The feminism I grew up with taught that
once women made it to the top, they were going to change things for everyone.
Well, the movement stalled, didn’t it? As Sandberg says, women who made it
found themselves adhering to a stereotype about what men are like, and men
often have to do that, too. The point was supposed to be that when women gained equality, then
men would have more options, too. Only it didn’t work out that way, because
women at the top forgot that last step: speaking out to make change. Sheryl
Sandberg didn’t. She says, “I believe that this will create a better world, one
where half our institutions are run by women and half our homes are run by
men.”
5.
She gives practical advice. She talks about how
to negotiate salary. She talks about how to navigate the mentor-mentee
relationship. She talks about how to handle negative criticism. In every
instance she talks about challenges she overcame.
Yes, Sheryl Sandberg is different from most of us. She’s a
corporate superstar, very bright, extremely ambitious, and powerful. She’s not
a professional automaton, however; she’s a very human professional. By showing
her humanness, she’s also in the vanguard of a changing working paradigm. This
is what we were aiming for, back in the 1980s. She made it up there and now she
wants to encourage more women and men to join her, and to be human about it.
Maybe you don’t want to be part of her working world. Maybe your ambitions are
totally different from hers. But I honestly believe that it’s people like
Sheryl Sandberg who will help shape work life policy in a more equitable,
family-friendly direction, and that will in turn make life better for all of
us. She’s speaking her truth, and encouraging others to speak theirs. I say,
applaud her for bringing the focus back to what a lot of us would like to think
is old news: We’d like to think those feminist battles have been won, because
they were exhausting. The battles were not won, however, and the movement,
until very recently, had been beaten back into the tributaries of academia and
radicalism. With Sheryl Sandberg, the women's movement, feminism, whatever you
want to call the effort to achieve equality between women and men has moved
back into the mainstream. Let’s lean in on that!
Thanks for this! I was biased to think she was a 1% elitist, but I agree with everything you've said. Well done.
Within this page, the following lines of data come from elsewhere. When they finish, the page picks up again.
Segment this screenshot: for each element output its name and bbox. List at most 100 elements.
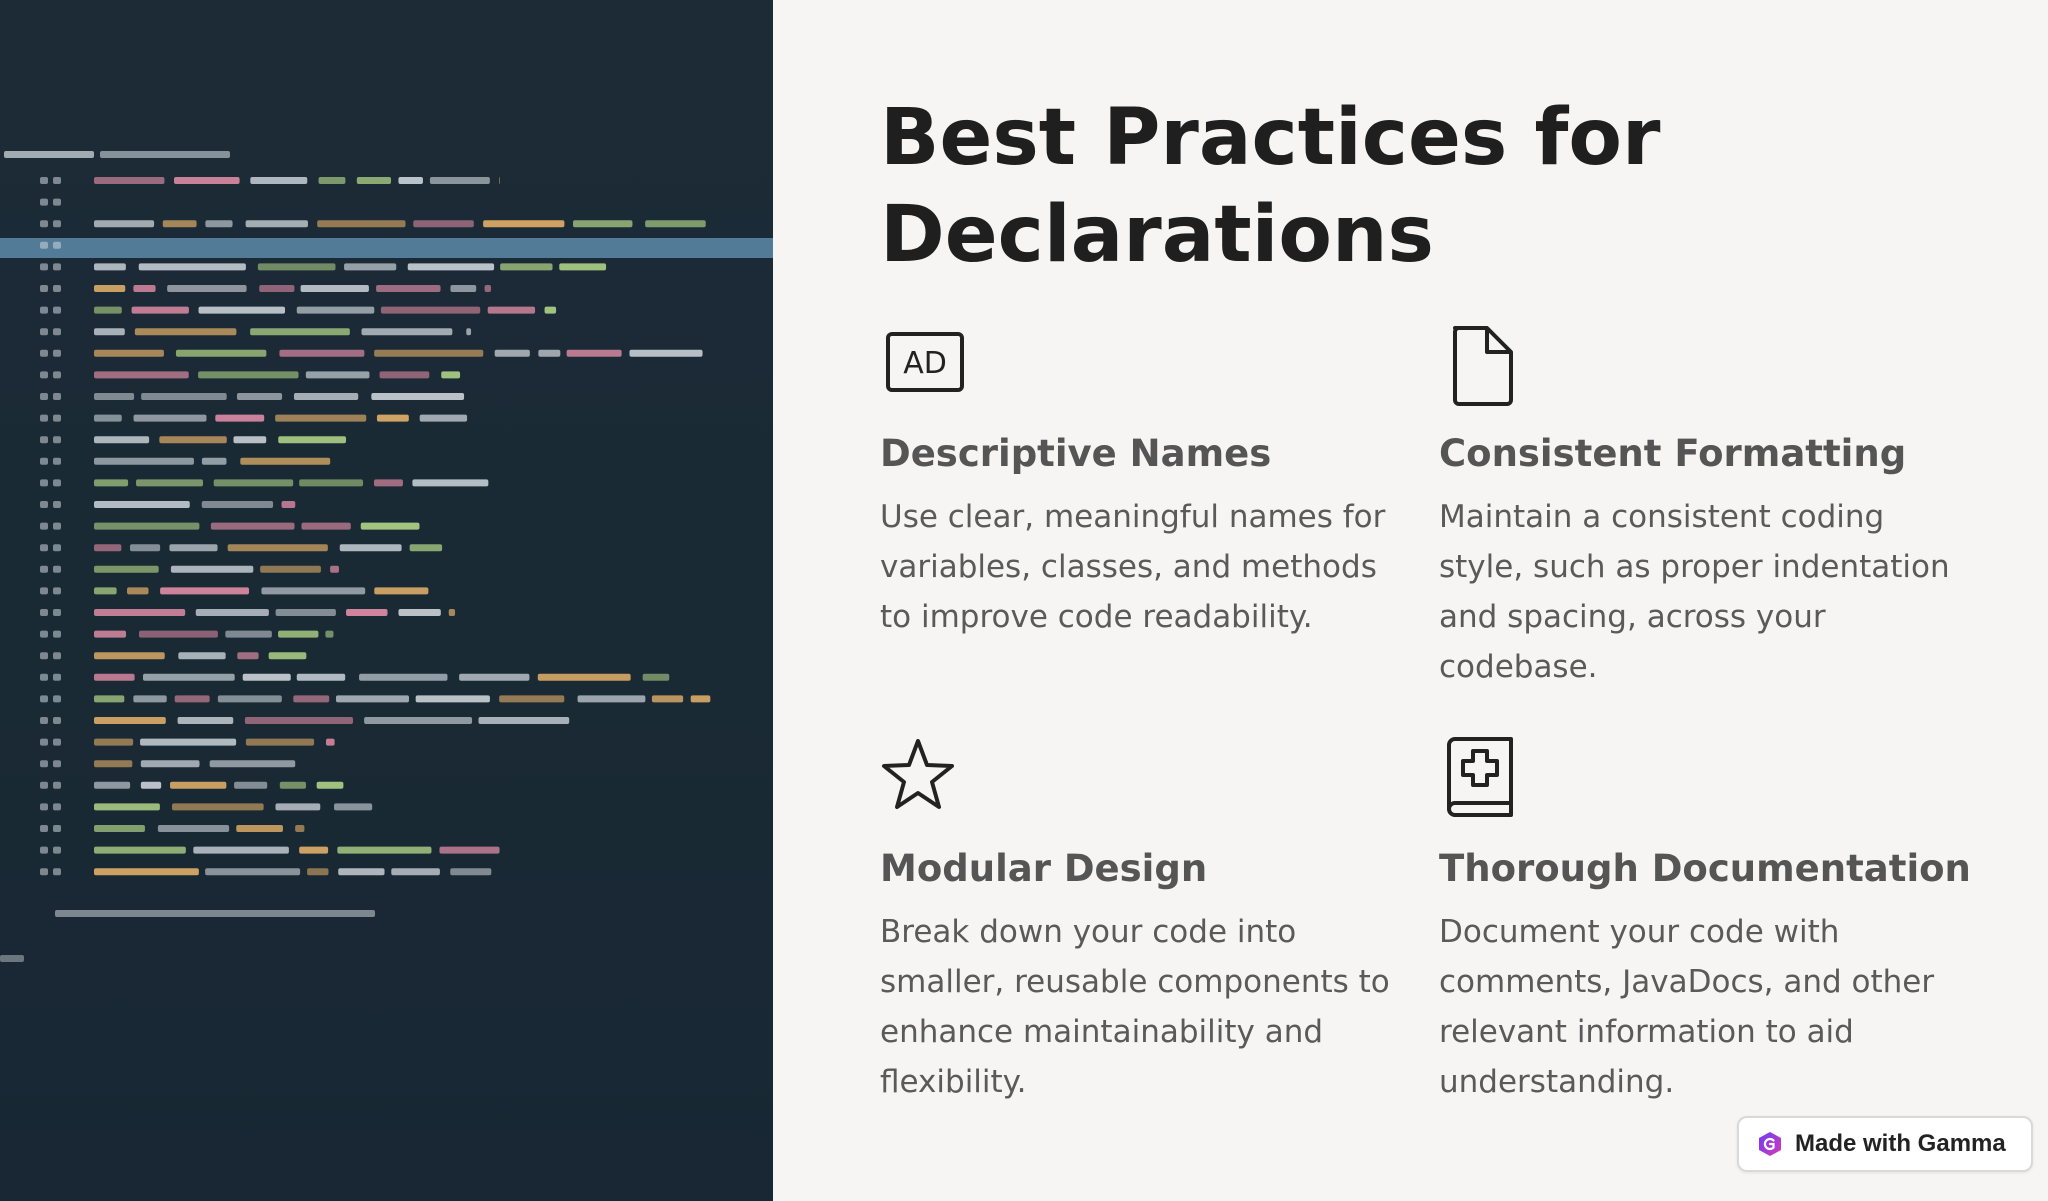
code-token [296,673,346,681]
star-icon [880,735,970,825]
code-token [40,781,48,789]
code-token [213,479,294,487]
code-token [210,522,295,530]
code-token [373,479,403,487]
ad-icon: AD [880,320,970,410]
slide-content: Best Practices for Declarations AD Descr… [773,0,2048,1201]
code-token [299,479,364,487]
code-token [295,825,305,832]
code-token [198,371,299,379]
code-token [261,587,366,595]
code-token [278,630,319,638]
code-token [275,803,321,811]
code-token [499,177,500,184]
code-token [40,177,48,184]
highlighted-code-line [0,238,773,258]
code-token [398,609,441,616]
code-token [53,609,61,616]
code-token [651,695,684,703]
code-token [419,414,468,422]
code-token [559,263,607,271]
code-token [53,306,61,314]
code-token [40,695,48,703]
code-token [40,673,48,681]
code-token [380,306,481,314]
code-token [316,781,344,789]
code-token [53,198,61,206]
code-token [325,738,335,746]
code-token [40,825,48,832]
code-token [133,414,207,422]
code-token [94,414,122,422]
code-token [305,371,370,379]
code-token [371,393,465,400]
code-token [376,285,441,292]
code-token [140,781,162,789]
code-token [94,263,126,271]
code-token [645,220,706,228]
code-token [40,198,48,206]
code-token [53,673,61,681]
code-token [100,151,230,158]
code-token [94,306,122,314]
code-token [205,220,233,228]
code-token [94,630,127,638]
card-body: Break down your code into smaller, reusa… [880,914,1390,1100]
code-token [159,436,227,444]
code-token [40,328,48,336]
code-token [53,652,61,660]
code-token [195,609,269,616]
code-token [237,652,259,660]
code-token [169,544,218,552]
code-token [40,846,48,854]
code-token [40,220,48,228]
code-token [275,609,336,616]
code-token [131,306,189,314]
code-token [690,695,711,703]
code-token [391,868,440,876]
code-token [94,825,145,832]
code-token [94,436,150,444]
code-token [279,349,365,357]
code-token [236,393,283,400]
code-token [40,565,48,573]
code-token [364,717,473,724]
code-token [293,695,330,703]
code-token [429,177,490,184]
card-body: Use clear, meaningful names for variable… [880,499,1386,635]
code-token [242,673,291,681]
code-token [40,630,48,638]
code-token [301,522,351,530]
code-token [281,501,296,508]
code-token [40,587,48,595]
title-line-1: Best Practices for [880,93,1661,183]
code-token [201,457,227,465]
code-token [538,349,561,357]
code-token [500,263,553,271]
code-token [94,328,125,336]
code-token [94,177,165,184]
card-heading: Descriptive Names [880,432,1272,475]
code-token [257,263,336,271]
made-with-gamma-badge[interactable]: Made with Gamma [1737,1116,2033,1172]
code-token [244,717,354,724]
code-token [53,846,61,854]
code-token [483,220,565,228]
code-token [55,910,375,917]
code-token [142,673,235,681]
code-editor-image [0,0,773,1201]
code-token [53,825,61,832]
code-token [40,760,48,768]
code-token [415,695,490,703]
code-token [171,803,264,811]
code-token [94,717,166,724]
code-token [40,414,48,422]
code-token [330,565,339,573]
code-token [53,544,61,552]
code-token [439,846,500,854]
svg-text:AD: AD [903,346,947,381]
code-token [209,760,296,768]
code-token [260,565,321,573]
code-token [40,436,48,444]
code-token [40,868,48,876]
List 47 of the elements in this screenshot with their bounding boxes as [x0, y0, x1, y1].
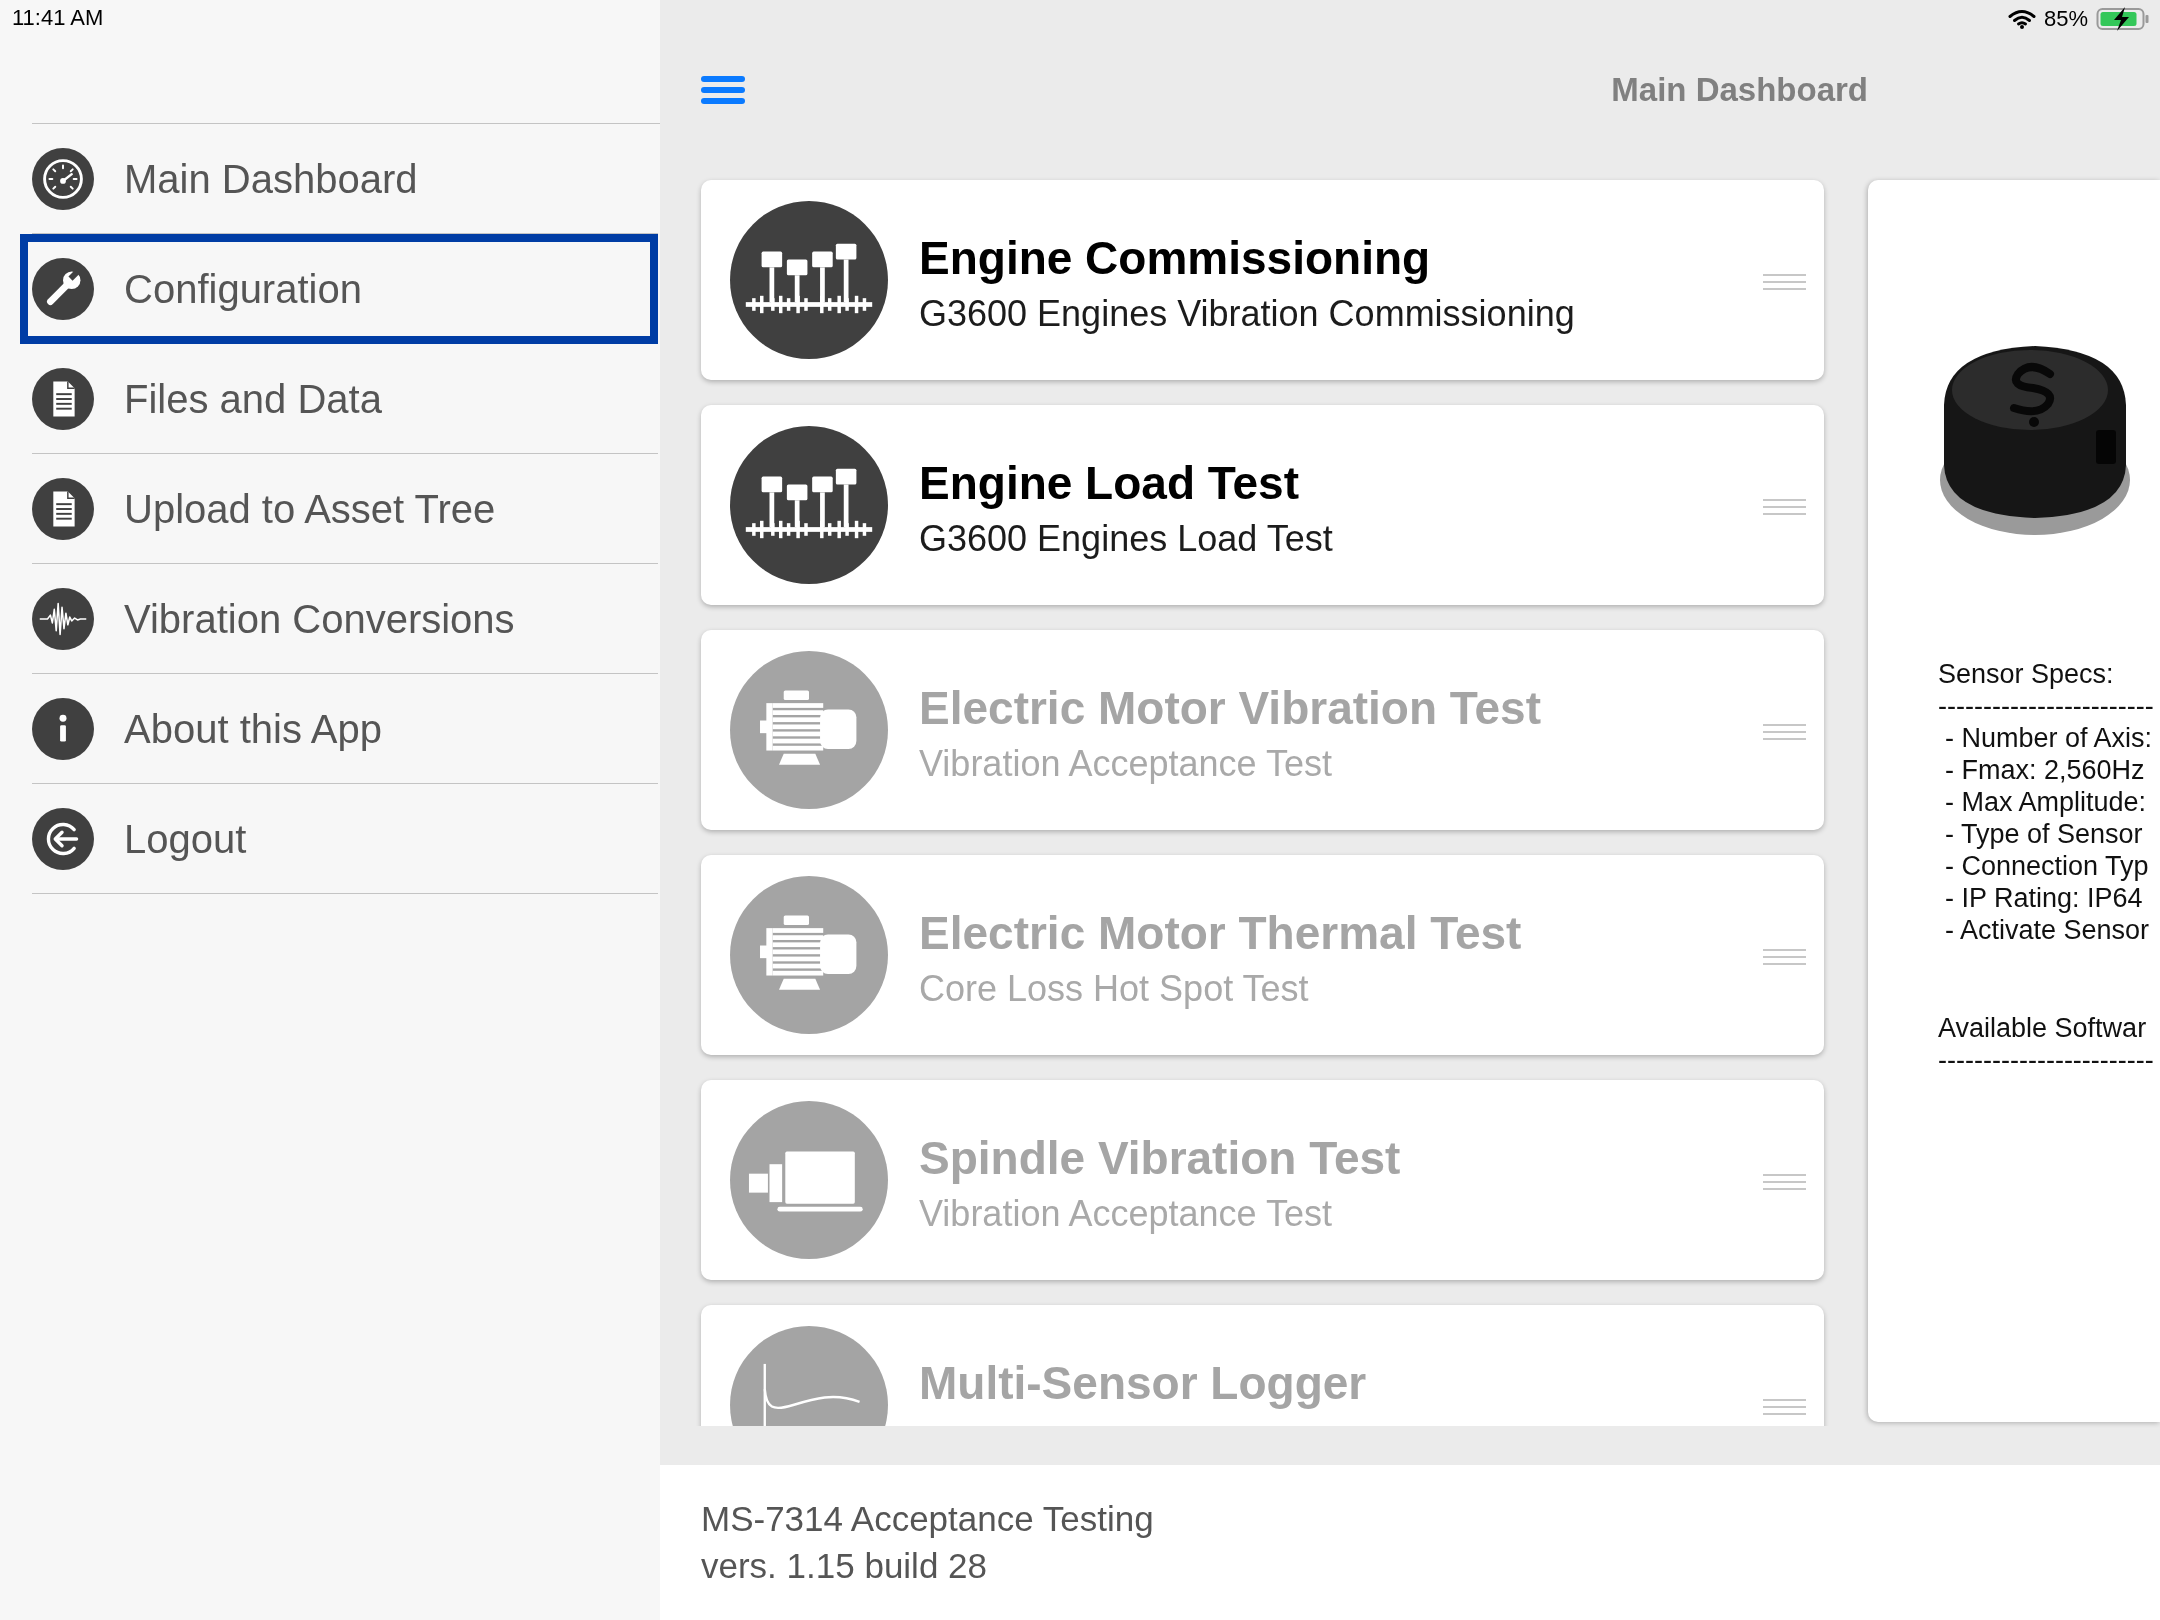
drag-handle-icon[interactable]	[1763, 274, 1806, 290]
spec-line: - Number of Axis:	[1944, 722, 2153, 754]
speedometer-icon	[32, 148, 94, 210]
wifi-icon	[2007, 9, 2036, 29]
card-title: Electric Motor Vibration Test	[919, 682, 1541, 735]
document-icon	[32, 368, 94, 430]
card-title: Spindle Vibration Test	[919, 1132, 1401, 1185]
test-card[interactable]: Engine Commissioning G3600 Engines Vibration Commissioning	[701, 180, 1824, 380]
test-card[interactable]: Engine Load Test G3600 Engines Load Test	[701, 405, 1824, 605]
card-title: Engine Commissioning	[919, 232, 1432, 285]
spindle-icon	[730, 1101, 888, 1259]
waveform-icon	[32, 588, 94, 650]
menu-icon[interactable]	[701, 76, 745, 104]
card-subtitle: Vibration Acceptance Test	[919, 743, 1333, 784]
pistons-icon	[730, 426, 888, 584]
footer-text: MS-7314 Acceptance Testing	[701, 1498, 1154, 1540]
card-title: Engine Load Test	[919, 457, 1300, 510]
card-subtitle: G3600 Engines Load Test	[919, 518, 1333, 559]
sidebar-item[interactable]: Configuration	[20, 234, 658, 344]
spec-line: - Activate Sensor	[1944, 914, 2150, 946]
wrench-icon	[32, 258, 94, 320]
card-subtitle: Core Loss Hot Spot Test	[919, 968, 1310, 1009]
status-time: 11:41 AM	[12, 5, 104, 30]
dashed-line: ------------------------	[1938, 1044, 2154, 1076]
spec-line: - Connection Typ	[1944, 850, 2149, 882]
spec-line: - Type of Sensor	[1944, 818, 2143, 850]
dashed-line: ------------------------	[1938, 690, 2154, 722]
card-title: Electric Motor Thermal Test	[919, 907, 1522, 960]
software-heading: Available Softwar	[1938, 1012, 2147, 1044]
motor-icon	[730, 651, 888, 809]
spec-line: - Max Amplitude:	[1944, 786, 2147, 818]
specs-heading: Sensor Specs:	[1938, 658, 2114, 690]
card-title: Multi-Sensor Logger	[919, 1357, 1367, 1410]
card-subtitle: Vibration Acceptance Test	[919, 1193, 1333, 1234]
spec-line: - IP Rating: IP64	[1944, 882, 2143, 914]
battery-percent: 85%	[2043, 6, 2088, 32]
drag-handle-icon[interactable]	[1763, 499, 1806, 515]
document-icon	[32, 478, 94, 540]
footer-text: vers. 1.15 build 28	[701, 1545, 987, 1587]
card-subtitle: G3600 Engines Vibration Commissioning	[919, 293, 1575, 334]
battery-charging-icon	[2096, 7, 2150, 31]
motor-icon	[730, 876, 888, 1034]
info-icon	[32, 698, 94, 760]
spec-line: - Fmax: 2,560Hz	[1944, 754, 2145, 786]
page-title: Main Dashboard	[1611, 71, 1868, 109]
pistons-icon	[730, 201, 888, 359]
logout-icon	[32, 808, 94, 870]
ReplyDeleteThanks, Kathryn!
DeleteOkay, you have convinced me that I need to read this book. I have definitely resisted leaning in, and have approached career opportunities with more trepidation than enthusiasm, which is a hard habit to break. Interestingly enough, on the mentor front, I'm learning a lot from my younger female colleagues, who seem to possess much more confidence professionally than I rememember feeling at their stage in life. I'm learning from them!
ReplyDeleteYes, you really should. It's given me all these strange ideas about how I haven't fully used my skills. I think you'd enjoy the book. I'd be interested to hear if interpret it the way I did.